What would make Crouch End a more pleasant place?

Would you like less-congested streets, where anyone can walk, cycle or get the bus, without dodging the traffic? How can we make this happen?

Here’s a golden opportunity. Last year, the Mayor of London and TfL announced that Haringey had been awarded £5.8m for a “Liveable Neighbourhood” in Crouch End. A chance to “make walking and cycling a safe, enjoyable and convenient option for many more Londoners - supporting small businesses by making our high streets cleaner, safer and more enjoyable places to spend time”, according to Sadiq Khan. But since that announcement, very little has been heard.

There’s one lesson to be learnt from more progressive boroughs on how to deliver successful schemes which reduce car use and that’s public involvement. We all need to support this. If Haringey genuinely wants to tame the snarl of cars snaking through Crouch End, the borough’s leaders must get to grips with creating healthy streets for all.

What we don’t want is wishy-washy consultation exercises with no clear direction. These would just end up with a hodge-podge compromise designed to appease everyone, including those wedded to their cars. Such a scheme would not achieve the goal of enabling active travel, and would risk losing TfL’s funding and jeopardise chances in the future.

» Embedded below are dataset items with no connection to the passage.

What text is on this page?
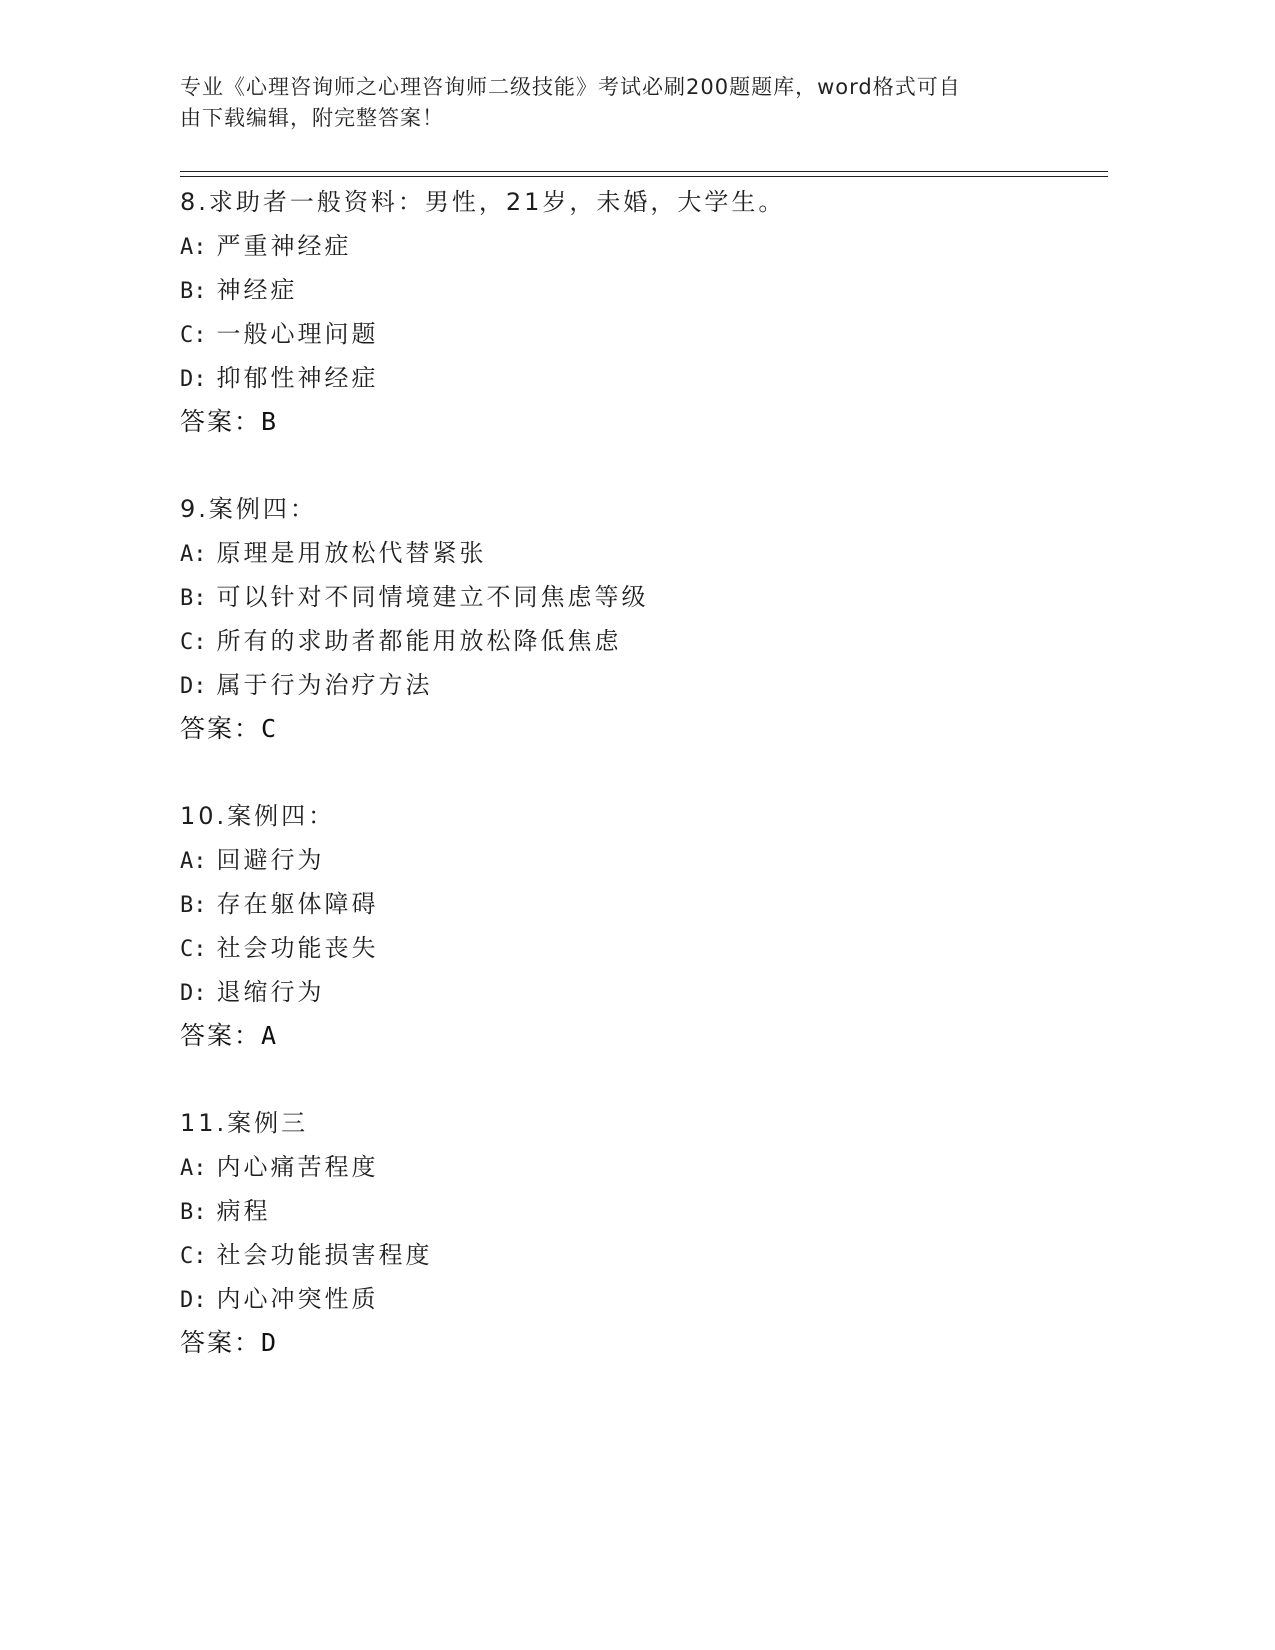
专业《心理咨询师之心理咨询师二级技能》考试必刷200题题库，word格式可自
由下载编辑，附完整答案！
8.求助者一般资料：男性，21岁，未婚，大学生。
A: 严重神经症
B: 神经症
C: 一般心理问题
D: 抑郁性神经症
答案：B
9.案例四：
A: 原理是用放松代替紧张
B: 可以针对不同情境建立不同焦虑等级
C: 所有的求助者都能用放松降低焦虑
D: 属于行为治疗方法
答案：C
10.案例四：
A: 回避行为
B: 存在躯体障碍
C: 社会功能丧失
D: 退缩行为
答案：A
11.案例三
A: 内心痛苦程度
B: 病程
C: 社会功能损害程度
D: 内心冲突性质
答案：D
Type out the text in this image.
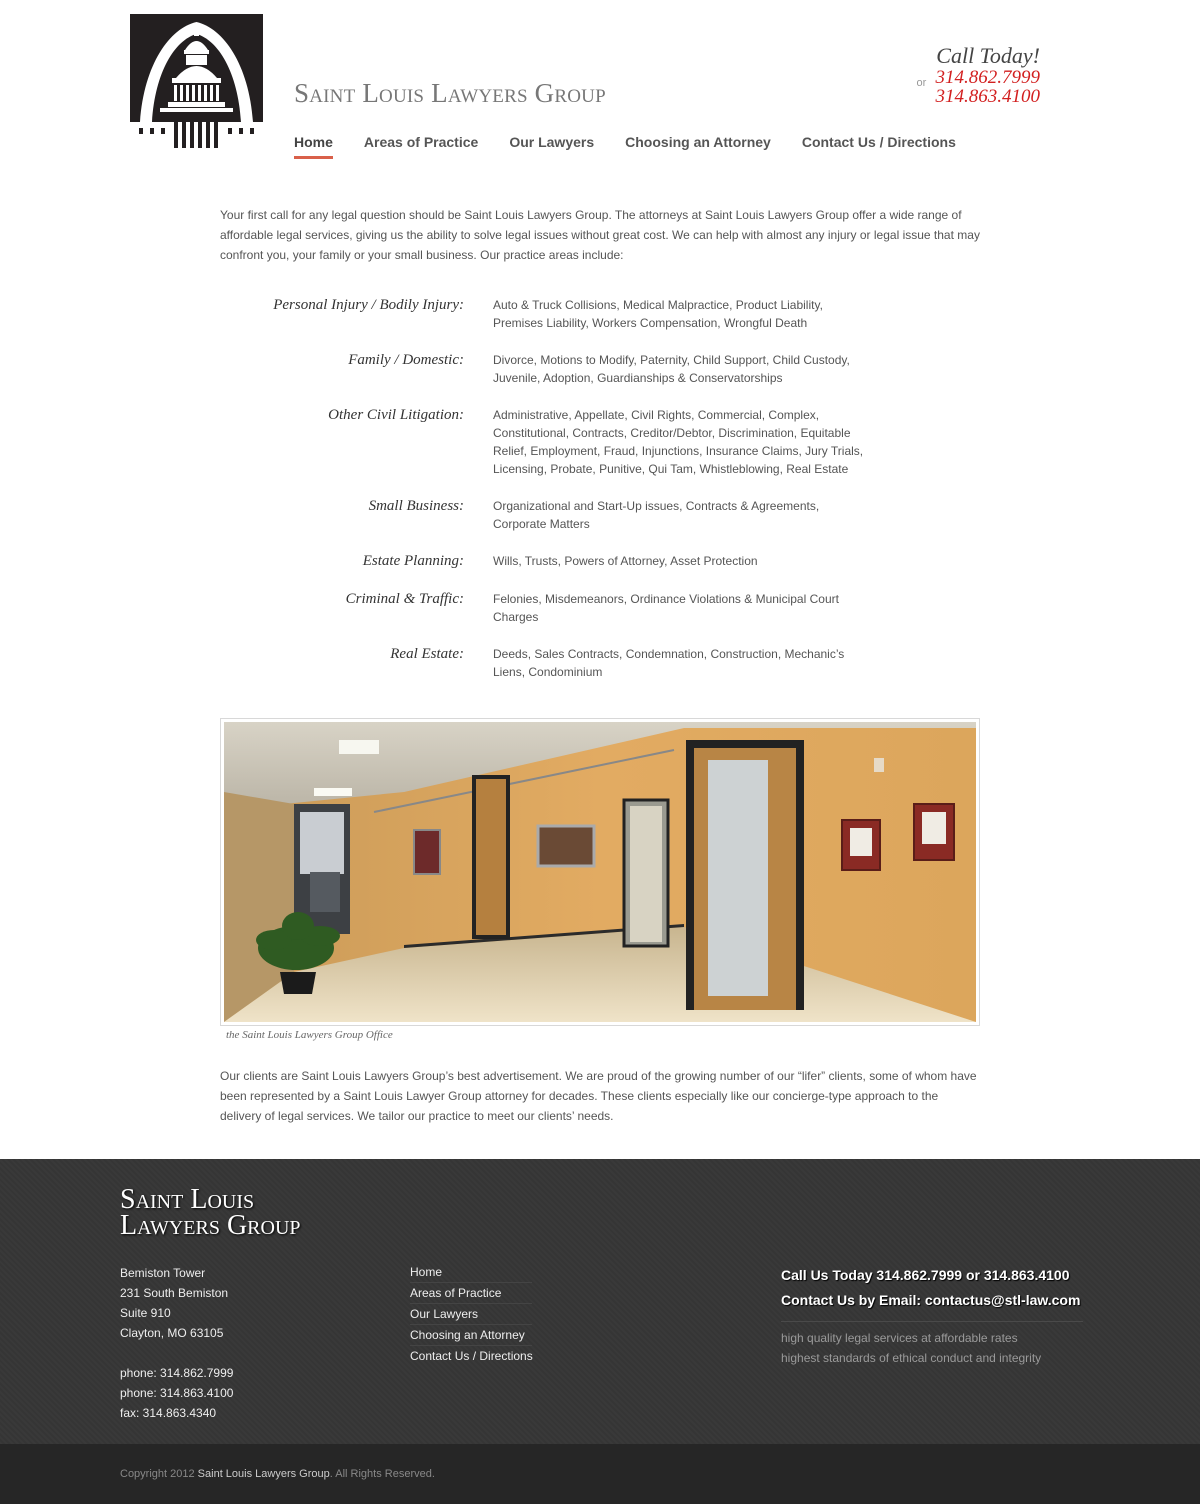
Saint Louis Lawyers Group
Call Today!
or 314.862.7999
314.863.4100
Home Areas of Practice Our Lawyers Choosing an Attorney Contact Us / Directions

Your first call for any legal question should be Saint Louis Lawyers Group. The attorneys at Saint Louis Lawyers Group offer a wide range of affordable legal services, giving us the ability to solve legal issues without great cost. We can help with almost any injury or legal issue that may confront you, your family or your small business. Our practice areas include:

Personal Injury / Bodily Injury:	Auto & Truck Collisions, Medical Malpractice, Product Liability, Premises Liability, Workers Compensation, Wrongful Death
Family / Domestic:	Divorce, Motions to Modify, Paternity, Child Support, Child Custody, Juvenile, Adoption, Guardianships & Conservatorships
Other Civil Litigation:	Administrative, Appellate, Civil Rights, Commercial, Complex, Constitutional, Contracts, Creditor/Debtor, Discrimination, Equitable Relief, Employment, Fraud, Injunctions, Insurance Claims, Jury Trials, Licensing, Probate, Punitive, Qui Tam, Whistleblowing, Real Estate
Small Business:	Organizational and Start-Up issues, Contracts & Agreements, Corporate Matters
Estate Planning:	Wills, Trusts, Powers of Attorney, Asset Protection
Criminal & Traffic:	Felonies, Misdemeanors, Ordinance Violations & Municipal Court Charges
Real Estate:	Deeds, Sales Contracts, Condemnation, Construction, Mechanic’s Liens, Condominium
the Saint Louis Lawyers Group Office

Our clients are Saint Louis Lawyers Group’s best advertisement. We are proud of the growing number of our “lifer” clients, some of whom have been represented by a Saint Louis Lawyer Group attorney for decades. These clients especially like our concierge-type approach to the delivery of legal services. We tailor our practice to meet our clients’ needs.

Saint Louis
Lawyers Group
Bemiston Tower
231 South Bemiston
Suite 910
Clayton, MO 63105
phone: 314.862.7999
phone: 314.863.4100
fax: 314.863.4340
Home
Areas of Practice
Our Lawyers
Choosing an Attorney
Contact Us / Directions
Call Us Today 314.862.7999 or 314.863.4100
Contact Us by Email: contactus@stl-law.com
high quality legal services at affordable rates
highest standards of ethical conduct and integrity
Copyright 2012 Saint Louis Lawyers Group. All Rights Reserved.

What we do want is Haringey’s political leaders need to start a long-overdue debate about the future of our streets. Town centres in neighbouring boroughs are being transformed into places where people linger and where the air is cleaner, and where young and old alike can choose to travel healthily on foot or by cycle. And there would be fewer bus delays.

In Haringey, the damaging effects of 1960s-style transport decisions are all around us, with roads designed primarily for motor traffic, most of which is just passing through - often single-occupancy cars coming from outside the borough. With low levels of car ownership, Haringey’s residents deserve cleaner, safer streets. Strong leadership is needed to show that Haringey can prosper with streets designed for people, not cars.

Why does this matter? If Haringey’s future population continues to travel as it does now, we are heading towards even more air pollution, more inactivity-related illness, with once-prosperous local businesses suffocating in traffic-choked streets and more climate change.

Recent research by King’s College London has shown that reducing motor traffic and enabling more walking and cycling saves lives by improving air quality and encouraging active travel. Children in parts of London where through-traffic has already been reduced will live longer than children in Haringey, unless the council acts now. It’s a life-saving decision!

Two other local councils, Enfield and Waltham Forest, have gained awards and won elections by delivering schemes in their boroughs. They were determined to provide clean, healthy, calm streets. Who has the political will to change things for the better in Haringey, and literally save lives?